Keep your integrity and professionalism!
Hi Serena,
You poor girl. Your job as the instructor is to give an amazing, safe workout for the people who want to be there. I’ve taken classes where there were people like that and the instructor didn’t do ANYTHING! I was so distracted by them that I actually moved across the room. Sadly, I never went back and the instructor was awesome.
I have been teaching for almost 10 years also and luckily I’ve only had to kick one person out.
I had a teenage girl who was there because her mom made her come. At the beginning of class I walked over to her and introduced myself (my classes are small enough that I notice when someone is new). I asked if she had ever taken a kickboxing aerobics class, she said no. I continued to show her all the safety stuff and when I got to the part where I showed her the basics, she just gave me this horrible look (hands on hips) and didn’t say a word. Her mother then said “She’s a boxer, she knows what she’s doing”. So I said ok great. I started to teach class and during the warm up she just stood there and glared at me. So I walked over to her and said, “you can’t just stand. You have to do something or I need you to leave”. I continued with the warm up and again she just stood there. So I started to walk over to her again and this time she headed for the door.

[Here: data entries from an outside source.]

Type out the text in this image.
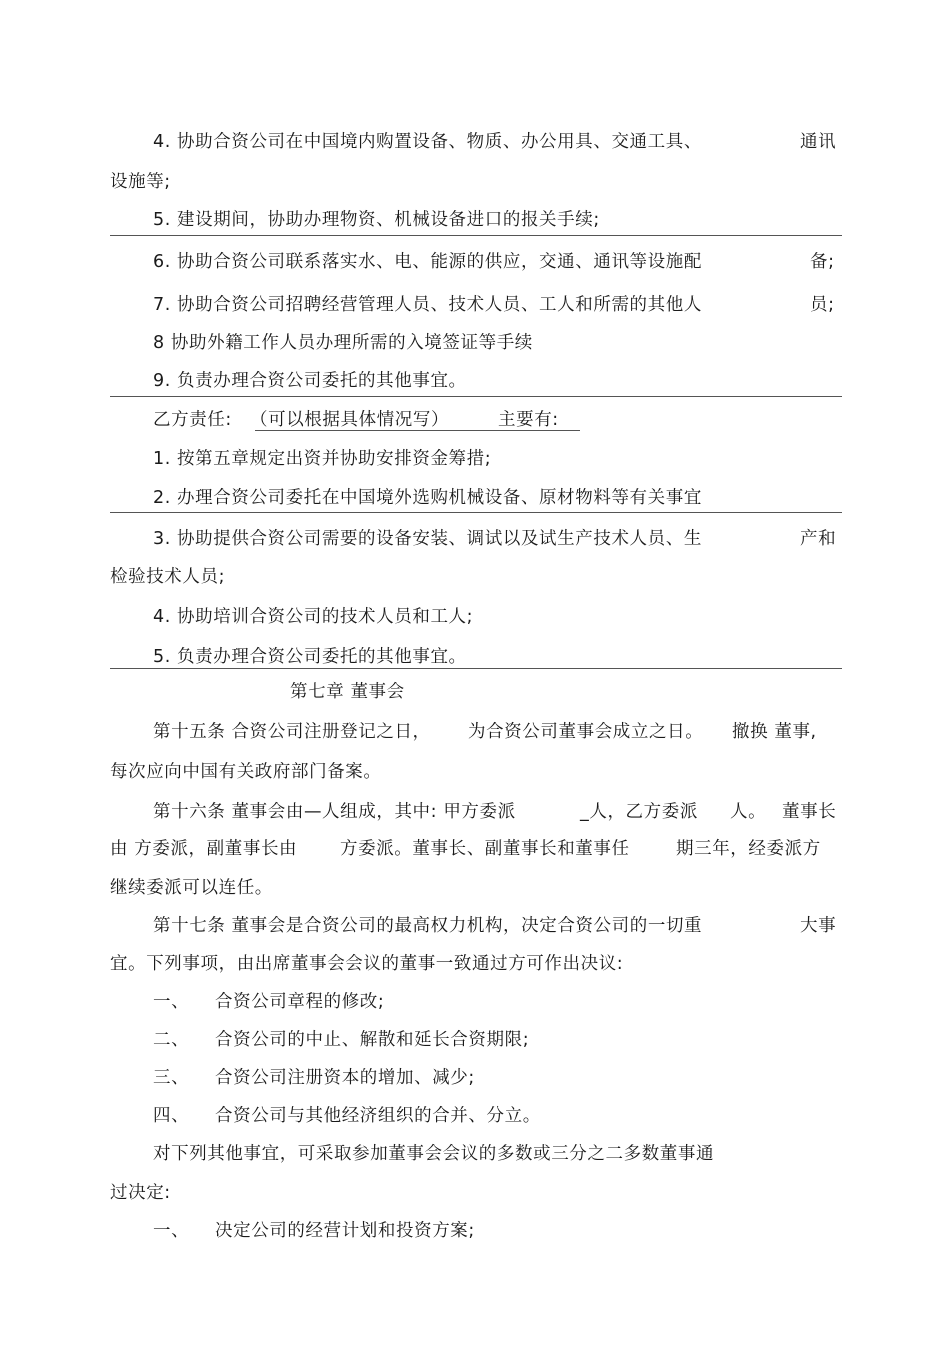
4. 协助合资公司在中国境内购置设备、物质、办公用具、交通工具、	通讯
设施等;
5. 建设期间，协助办理物资、机械设备进口的报关手续;
6. 协助合资公司联系落实水、电、能源的供应，交通、通讯等设施配	备;
7. 协助合资公司招聘经营管理人员、技术人员、工人和所需的其他人	员;
8 协助外籍工作人员办理所需的入境签证等手续
9. 负责办理合资公司委托的其他事宜。
乙方责任: （可以根据具体情况写）	主要有:
1. 按第五章规定出资并协助安排资金筹措;
2. 办理合资公司委托在中国境外选购机械设备、原材物料等有关事宜
3. 协助提供合资公司需要的设备安装、调试以及试生产技术人员、生	产和
检验技术人员;
4. 协助培训合资公司的技术人员和工人;
5. 负责办理合资公司委托的其他事宜。
第七章 董事会
第十五条 合资公司注册登记之日， 为合资公司董事会成立之日。 撤换 董事,
每次应向中国有关政府部门备案。
第十六条 董事会由—人组成，其中: 甲方委派	_人，乙方委派 人。 董事长
由 方委派，副董事长由 方委派。董事长、副董事长和董事任	期三年，经委派方
继续委派可以连任。
第十七条 董事会是合资公司的最高权力机构，决定合资公司的一切重	大事
宜。下列事项，由出席董事会会议的董事一致通过方可作出决议:
一、 合资公司章程的修改;
二、 合资公司的中止、解散和延长合资期限;
三、 合资公司注册资本的增加、减少;
四、 合资公司与其他经济组织的合并、分立。
对下列其他事宜，可采取参加董事会会议的多数或三分之二多数董事通
过决定:
一、 决定公司的经营计划和投资方案;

For some reason, I still felt bad. My class was happy though and that’s more important. I did feel much better after it was over though. People like that have a way of infecting the entire class with their negativity. You’ll feel better once she’s gone. Promise.
Good luck.
Karen
You all have provided me with wonderful insight, and advice on this issue. I work in a corporate-based wellness/fitness center, so I see my members pretty often throughout my building. Oddly enough, I ran into her (the young woman) this morning and had a little chat. I had a chance to think about it over night and decided to approach the situation empathetically. At first, I asked her if everything was okay, and I was concerned because she was not quite being herself, and was being disruptive during class. She said that she was not feeling well and was not in the best moods yesterday, and apologized. I then told her that I hoped that she was having a better day, and encouraged to ‘free her mind’ of that work stress when she crosses the threshold into the gym. I let her know that her downer affected the whole class, and had some people upset.Plus, a lot about trying to create a safe, positive environment, yada, yada, yada…and I reminded her that we all feed off the negative and positive energy in a group setting and wished that she would give of the good vibes that she wants to take in. Our talk didn’t end up being a big scolding, like I felt like giving her yesterday, yet we hashed out, and I think she is clear on what is expected now. Thanks again for all the kind words, and support!